I'm not 'stuck' in this model, I`d like to compare with others, like Decision Tree. But I had this same problem using this approach.

Ga13
  • 278
  • What do you want to use the logistic regression or decision tree to do? – Dave Aug 16 '21 at 19:35
  • The reason is because I need the interpretability of the coefficients, and in the case of logistics, because I have a binary response variable. – Ga13 Aug 16 '21 at 19:37
  • But what do you want to do? – Dave Aug 16 '21 at 19:37
  • Get how much each covariate explains the response variable. – Ga13 Aug 16 '21 at 19:40
  • 1
    What happens when you fit the logistic regression? The unequal number of YES and NO responses is not a problem for logistic regression. – Dave Aug 16 '21 at 19:40
  • What's key is the absolute number of Y=1 regardless of the proportion having Y=1. What is that frequency? That will be the limiting sample size with regard to ability to develop a reliable model. – Frank Harrell Aug 16 '21 at 20:58

1 Answers1

0

This is a common occurrence in machine learning and exactly the issue of that gets discussed on here so often. The typical recommendation is to do nothing, as class imbalance is minimally problematic. Even the bounty-earning answer to the linked question discusses a solution to cost minimization through clever experimental design, rather than what to do once you have the data.

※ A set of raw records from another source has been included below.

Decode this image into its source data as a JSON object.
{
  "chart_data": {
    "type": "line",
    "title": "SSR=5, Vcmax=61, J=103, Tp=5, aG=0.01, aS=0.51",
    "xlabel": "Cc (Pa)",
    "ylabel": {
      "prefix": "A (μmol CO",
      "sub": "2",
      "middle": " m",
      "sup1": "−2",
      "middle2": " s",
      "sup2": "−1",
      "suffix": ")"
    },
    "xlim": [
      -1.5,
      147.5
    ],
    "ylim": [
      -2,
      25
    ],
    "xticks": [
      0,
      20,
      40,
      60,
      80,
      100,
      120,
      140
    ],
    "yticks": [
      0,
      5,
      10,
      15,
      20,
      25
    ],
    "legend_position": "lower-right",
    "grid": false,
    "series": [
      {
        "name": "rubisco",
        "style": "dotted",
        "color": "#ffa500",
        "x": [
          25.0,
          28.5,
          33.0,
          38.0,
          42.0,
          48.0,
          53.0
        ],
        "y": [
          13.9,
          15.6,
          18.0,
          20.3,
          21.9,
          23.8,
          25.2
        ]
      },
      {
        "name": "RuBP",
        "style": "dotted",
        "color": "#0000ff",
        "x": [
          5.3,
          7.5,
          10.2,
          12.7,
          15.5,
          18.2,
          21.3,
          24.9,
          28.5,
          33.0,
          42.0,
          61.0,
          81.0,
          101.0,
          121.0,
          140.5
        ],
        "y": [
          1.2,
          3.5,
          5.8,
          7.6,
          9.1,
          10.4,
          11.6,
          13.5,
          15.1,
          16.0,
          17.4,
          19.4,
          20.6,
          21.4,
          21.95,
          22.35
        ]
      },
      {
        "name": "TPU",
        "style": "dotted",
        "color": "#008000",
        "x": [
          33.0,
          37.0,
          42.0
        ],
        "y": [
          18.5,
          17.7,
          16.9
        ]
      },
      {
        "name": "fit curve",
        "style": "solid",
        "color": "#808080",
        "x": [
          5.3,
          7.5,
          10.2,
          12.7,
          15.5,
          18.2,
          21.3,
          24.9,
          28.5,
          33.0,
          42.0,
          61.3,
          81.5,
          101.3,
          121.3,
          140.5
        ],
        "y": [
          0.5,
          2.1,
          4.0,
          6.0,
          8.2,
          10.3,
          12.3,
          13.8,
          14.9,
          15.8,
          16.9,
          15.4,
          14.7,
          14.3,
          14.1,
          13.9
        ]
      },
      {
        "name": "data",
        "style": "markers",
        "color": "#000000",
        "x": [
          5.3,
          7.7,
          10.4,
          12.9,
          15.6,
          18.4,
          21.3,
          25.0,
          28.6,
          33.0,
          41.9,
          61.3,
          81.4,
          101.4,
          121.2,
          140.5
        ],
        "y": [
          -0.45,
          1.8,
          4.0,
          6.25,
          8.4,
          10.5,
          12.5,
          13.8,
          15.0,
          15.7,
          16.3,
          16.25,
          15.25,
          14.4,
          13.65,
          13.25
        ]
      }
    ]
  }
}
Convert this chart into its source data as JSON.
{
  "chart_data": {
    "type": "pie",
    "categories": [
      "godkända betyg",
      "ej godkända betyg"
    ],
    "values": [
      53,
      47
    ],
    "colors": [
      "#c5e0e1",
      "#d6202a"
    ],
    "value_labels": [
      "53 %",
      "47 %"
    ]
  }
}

I have thought about if a a zero-inflated Bernoulli likelihood might be helpful, but this kind of hierarchy winds up not making sense to me: you can represent the low probability of vategory $1$ through the zero-inflated model, or you can just predict low probabilities and use a model that is not as complicated (can deal with just a Bernoulli variable instead of some zero-inflated valiable, since a binary variable is so simple).

An issue you might encounter is that all or almost all of the outcomes might be predicted to belong to the majority category (typically coded as $0$). This is an artifact of your software imposing an arbitrary threshold (typically a probability of $0.5$) to bin the continuous outputs into discrete categories. As you change the threshold, you can have predictions ranging from all predicted as category $0$ to all predicted as category $1$. However, this means that you no longer evaluate the original but, instead, the models in conjunction with a decision rule that maps predictions below a threshold to one category and predictions above the threshold to the other.

Dave
  • 62,186